The Problem With Captive Consumerism

An inordinate number of businesses make a mistake of saying to themselves that what they offer is so appealing that their customers wouldn't dare go elsewhere.

Let's talk about Wal-Mart Stores Inc., the one that consistently offers the lowest prices by being the biggest and having the most buying power, by forcing its "lucky" suppliers to cut margins and by paying shamefully low wages to its cultish workers. Despite legal problems about employment practices‡ and accusations that they destroy local economies wherever they open a store, Wal-Mart has forged on in the belief that all people care about is that they're cheaper than anyone else on earth. Right, nothing matters besides what I'm paying, so their sentiment goes. Cheap, cheap, cheap.

Birds do it, so why shouldn't we...

Cracks have started to appear, and in August 2006 Wal-Mart reported its first quarterly profit decline in a decade. Gas prices and the cost of closing its German stores were blamed, but perhaps it also has something to do with its customers finding themselves dealing with poorly or cheaply designed stores cluttered up with merchandise piled to the rafters and less of that down-home stellar customer service.

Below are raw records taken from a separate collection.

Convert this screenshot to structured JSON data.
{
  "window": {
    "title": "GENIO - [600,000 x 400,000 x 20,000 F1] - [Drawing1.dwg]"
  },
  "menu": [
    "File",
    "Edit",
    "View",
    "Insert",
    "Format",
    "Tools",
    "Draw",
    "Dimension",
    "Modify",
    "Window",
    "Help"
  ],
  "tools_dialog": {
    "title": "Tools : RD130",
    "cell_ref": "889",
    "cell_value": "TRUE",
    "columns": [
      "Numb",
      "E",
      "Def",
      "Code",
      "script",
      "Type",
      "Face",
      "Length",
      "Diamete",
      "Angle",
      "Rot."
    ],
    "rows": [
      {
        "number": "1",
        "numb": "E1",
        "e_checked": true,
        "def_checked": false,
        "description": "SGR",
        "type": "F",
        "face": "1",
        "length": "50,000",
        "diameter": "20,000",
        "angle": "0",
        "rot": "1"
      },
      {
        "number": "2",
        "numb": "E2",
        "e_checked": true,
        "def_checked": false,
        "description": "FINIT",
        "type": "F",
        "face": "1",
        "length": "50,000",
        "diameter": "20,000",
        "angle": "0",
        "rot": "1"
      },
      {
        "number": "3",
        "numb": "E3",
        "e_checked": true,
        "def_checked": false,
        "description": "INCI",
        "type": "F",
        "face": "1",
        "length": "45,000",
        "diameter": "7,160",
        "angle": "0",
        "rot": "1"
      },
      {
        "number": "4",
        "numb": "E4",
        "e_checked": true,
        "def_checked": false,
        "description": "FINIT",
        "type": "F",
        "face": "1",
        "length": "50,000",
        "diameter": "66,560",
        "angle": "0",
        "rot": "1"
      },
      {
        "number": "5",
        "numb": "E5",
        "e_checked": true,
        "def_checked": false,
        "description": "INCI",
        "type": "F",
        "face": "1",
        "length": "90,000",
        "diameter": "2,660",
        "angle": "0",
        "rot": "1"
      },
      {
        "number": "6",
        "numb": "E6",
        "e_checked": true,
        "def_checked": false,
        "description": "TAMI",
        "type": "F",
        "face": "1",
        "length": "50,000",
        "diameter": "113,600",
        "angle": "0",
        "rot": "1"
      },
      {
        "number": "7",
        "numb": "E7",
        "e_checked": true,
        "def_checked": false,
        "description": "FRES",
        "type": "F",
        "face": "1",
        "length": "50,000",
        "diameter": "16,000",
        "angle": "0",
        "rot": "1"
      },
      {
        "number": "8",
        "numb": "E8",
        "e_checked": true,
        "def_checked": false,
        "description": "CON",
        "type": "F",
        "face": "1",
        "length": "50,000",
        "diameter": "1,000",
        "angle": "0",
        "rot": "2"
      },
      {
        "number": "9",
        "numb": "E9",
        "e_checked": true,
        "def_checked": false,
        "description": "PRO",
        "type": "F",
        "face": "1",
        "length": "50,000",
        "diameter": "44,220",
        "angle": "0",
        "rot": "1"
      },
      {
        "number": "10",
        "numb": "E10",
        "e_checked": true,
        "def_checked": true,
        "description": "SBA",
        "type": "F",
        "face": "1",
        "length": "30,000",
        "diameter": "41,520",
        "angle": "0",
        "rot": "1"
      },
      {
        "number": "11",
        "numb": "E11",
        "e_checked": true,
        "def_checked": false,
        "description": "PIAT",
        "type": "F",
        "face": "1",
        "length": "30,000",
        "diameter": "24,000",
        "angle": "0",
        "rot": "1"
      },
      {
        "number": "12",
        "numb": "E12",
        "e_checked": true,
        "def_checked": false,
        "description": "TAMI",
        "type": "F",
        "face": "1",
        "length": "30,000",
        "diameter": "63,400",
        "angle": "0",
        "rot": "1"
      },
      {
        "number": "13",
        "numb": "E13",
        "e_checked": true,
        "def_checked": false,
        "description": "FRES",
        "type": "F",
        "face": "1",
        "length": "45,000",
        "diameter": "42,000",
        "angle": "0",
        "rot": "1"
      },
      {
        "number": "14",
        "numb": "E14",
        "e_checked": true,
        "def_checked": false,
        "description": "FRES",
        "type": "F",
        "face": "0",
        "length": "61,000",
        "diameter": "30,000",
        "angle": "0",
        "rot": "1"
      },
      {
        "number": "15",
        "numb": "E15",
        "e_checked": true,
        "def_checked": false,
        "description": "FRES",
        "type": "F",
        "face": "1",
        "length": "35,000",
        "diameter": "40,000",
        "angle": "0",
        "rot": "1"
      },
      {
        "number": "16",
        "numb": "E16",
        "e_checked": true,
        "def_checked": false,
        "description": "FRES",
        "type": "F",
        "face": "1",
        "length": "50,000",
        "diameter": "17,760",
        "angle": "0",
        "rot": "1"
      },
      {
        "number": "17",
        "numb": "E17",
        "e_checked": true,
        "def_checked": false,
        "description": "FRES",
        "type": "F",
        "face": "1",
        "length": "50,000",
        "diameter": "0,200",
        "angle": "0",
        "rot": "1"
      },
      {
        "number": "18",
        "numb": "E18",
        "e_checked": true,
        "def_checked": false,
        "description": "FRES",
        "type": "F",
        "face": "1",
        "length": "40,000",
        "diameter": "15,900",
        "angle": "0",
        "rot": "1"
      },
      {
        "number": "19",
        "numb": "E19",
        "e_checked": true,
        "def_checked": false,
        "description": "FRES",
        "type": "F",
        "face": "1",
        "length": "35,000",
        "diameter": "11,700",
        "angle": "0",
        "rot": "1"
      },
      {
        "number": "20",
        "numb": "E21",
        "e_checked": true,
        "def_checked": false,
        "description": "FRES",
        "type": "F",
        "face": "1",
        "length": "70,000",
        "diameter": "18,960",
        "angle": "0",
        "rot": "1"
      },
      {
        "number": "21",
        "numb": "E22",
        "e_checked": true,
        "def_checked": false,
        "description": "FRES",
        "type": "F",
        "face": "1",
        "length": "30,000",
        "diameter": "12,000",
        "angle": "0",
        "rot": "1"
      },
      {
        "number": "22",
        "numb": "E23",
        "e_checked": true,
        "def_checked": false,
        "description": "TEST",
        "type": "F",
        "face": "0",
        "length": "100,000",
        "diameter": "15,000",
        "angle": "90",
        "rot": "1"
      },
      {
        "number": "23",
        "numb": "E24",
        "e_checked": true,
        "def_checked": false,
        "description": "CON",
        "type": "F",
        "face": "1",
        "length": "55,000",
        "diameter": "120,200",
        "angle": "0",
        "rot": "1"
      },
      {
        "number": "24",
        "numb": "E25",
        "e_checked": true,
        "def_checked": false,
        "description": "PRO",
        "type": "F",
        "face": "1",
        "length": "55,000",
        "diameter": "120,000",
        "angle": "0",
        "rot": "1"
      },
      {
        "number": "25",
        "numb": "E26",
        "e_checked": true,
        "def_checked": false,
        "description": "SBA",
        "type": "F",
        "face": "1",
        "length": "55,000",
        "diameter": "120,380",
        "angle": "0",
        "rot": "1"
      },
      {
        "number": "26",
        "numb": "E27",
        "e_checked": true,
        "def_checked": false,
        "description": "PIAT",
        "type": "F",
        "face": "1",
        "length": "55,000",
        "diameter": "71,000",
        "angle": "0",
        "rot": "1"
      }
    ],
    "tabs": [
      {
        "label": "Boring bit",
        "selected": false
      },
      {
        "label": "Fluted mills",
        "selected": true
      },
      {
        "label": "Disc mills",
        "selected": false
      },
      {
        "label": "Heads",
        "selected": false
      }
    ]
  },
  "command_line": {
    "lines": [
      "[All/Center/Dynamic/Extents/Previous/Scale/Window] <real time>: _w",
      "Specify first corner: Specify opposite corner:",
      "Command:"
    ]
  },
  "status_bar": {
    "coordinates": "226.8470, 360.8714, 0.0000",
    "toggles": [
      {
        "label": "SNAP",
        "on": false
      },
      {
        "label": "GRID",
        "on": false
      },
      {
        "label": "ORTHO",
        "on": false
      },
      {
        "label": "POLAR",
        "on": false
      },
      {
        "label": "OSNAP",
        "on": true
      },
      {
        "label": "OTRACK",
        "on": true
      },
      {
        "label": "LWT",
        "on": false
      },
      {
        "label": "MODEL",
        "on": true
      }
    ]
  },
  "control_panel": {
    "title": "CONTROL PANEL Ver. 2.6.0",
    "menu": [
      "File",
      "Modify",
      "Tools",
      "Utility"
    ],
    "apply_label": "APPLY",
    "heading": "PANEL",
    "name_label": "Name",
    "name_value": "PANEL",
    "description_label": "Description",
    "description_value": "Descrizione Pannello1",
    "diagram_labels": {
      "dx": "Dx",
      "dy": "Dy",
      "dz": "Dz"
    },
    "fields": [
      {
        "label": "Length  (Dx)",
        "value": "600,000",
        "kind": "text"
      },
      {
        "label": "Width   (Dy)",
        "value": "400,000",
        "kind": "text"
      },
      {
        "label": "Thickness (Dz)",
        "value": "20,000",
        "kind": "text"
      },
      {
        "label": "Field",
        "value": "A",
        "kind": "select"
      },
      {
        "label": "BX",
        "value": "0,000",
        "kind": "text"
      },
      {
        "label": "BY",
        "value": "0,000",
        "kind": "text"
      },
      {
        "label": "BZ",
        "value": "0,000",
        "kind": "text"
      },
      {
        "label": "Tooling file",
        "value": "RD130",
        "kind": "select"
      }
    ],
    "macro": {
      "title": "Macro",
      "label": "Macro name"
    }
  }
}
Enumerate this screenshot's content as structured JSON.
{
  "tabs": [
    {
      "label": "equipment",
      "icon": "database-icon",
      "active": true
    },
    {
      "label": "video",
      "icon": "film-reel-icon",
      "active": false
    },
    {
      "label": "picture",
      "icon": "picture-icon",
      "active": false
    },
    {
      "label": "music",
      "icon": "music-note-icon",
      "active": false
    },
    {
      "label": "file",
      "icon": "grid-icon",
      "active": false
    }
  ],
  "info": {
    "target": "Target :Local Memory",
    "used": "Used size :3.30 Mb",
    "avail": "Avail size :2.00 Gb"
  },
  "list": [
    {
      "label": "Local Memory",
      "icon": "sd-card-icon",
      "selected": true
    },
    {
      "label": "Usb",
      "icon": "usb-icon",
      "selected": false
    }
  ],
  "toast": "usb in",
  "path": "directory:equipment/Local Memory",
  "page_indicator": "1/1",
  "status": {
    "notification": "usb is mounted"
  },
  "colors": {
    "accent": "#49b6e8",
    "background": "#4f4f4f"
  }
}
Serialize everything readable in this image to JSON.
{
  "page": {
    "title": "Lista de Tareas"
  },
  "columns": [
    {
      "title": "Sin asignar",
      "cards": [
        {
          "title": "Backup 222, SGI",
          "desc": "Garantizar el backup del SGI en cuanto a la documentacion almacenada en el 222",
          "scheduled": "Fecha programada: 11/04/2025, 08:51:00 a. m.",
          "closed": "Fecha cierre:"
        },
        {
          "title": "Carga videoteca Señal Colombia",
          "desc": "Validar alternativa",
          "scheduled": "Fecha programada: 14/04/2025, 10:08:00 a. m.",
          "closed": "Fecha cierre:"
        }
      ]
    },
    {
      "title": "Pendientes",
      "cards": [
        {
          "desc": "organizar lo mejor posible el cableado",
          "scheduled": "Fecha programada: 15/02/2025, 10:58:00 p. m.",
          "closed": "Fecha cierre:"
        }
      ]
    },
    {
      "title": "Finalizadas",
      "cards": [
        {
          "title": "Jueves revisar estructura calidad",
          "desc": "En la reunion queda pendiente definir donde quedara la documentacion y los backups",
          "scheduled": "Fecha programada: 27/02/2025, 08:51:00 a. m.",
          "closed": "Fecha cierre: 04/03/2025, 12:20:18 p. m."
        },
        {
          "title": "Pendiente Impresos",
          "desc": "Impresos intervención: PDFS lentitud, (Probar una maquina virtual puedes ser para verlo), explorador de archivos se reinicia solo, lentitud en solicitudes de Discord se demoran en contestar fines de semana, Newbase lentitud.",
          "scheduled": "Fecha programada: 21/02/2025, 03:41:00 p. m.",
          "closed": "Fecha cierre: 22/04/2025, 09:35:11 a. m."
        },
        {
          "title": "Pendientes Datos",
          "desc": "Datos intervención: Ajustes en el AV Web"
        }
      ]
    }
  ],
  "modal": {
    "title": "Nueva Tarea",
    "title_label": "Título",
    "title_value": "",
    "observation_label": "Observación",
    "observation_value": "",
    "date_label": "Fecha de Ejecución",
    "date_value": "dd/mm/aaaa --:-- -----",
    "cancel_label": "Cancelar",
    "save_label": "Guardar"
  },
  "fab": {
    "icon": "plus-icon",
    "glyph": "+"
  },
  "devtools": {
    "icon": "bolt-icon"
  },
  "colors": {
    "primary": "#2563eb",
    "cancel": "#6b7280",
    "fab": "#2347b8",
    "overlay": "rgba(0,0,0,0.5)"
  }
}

Archrival Target Corporation, in stark contrast, offers a striking combination of appealing stores, stylishly produced or commissioned lines, really top-grade customer service, and surprising prices that have won the hearts of consumers in all parts of America. Oh, and let's not forget a snazzy ad campaign and a dippy chocolate called Choxie that makes people feel good--and full--when shopping at Tar-jay!

Plus, the Target PR sounds good to the more discerning shoppers, namely those who would cry before shopping at K- or Wal-. The key differentiator is that this chain hires talented buyers who stock shelves with "only those products we think you'll appreciate" (a paraphrase), rather than one of everything. The message is, we select so you don't have to. Neat, subtle, and the quintessence of what I dub Punk Marketing.

Why can't companies understand the damage the treatment of a single customer can cause? People like Dave Thomas of Wendy's wagged their fingers at young'uns and said: "Each customer has to be the only one." Still, people rarely remember.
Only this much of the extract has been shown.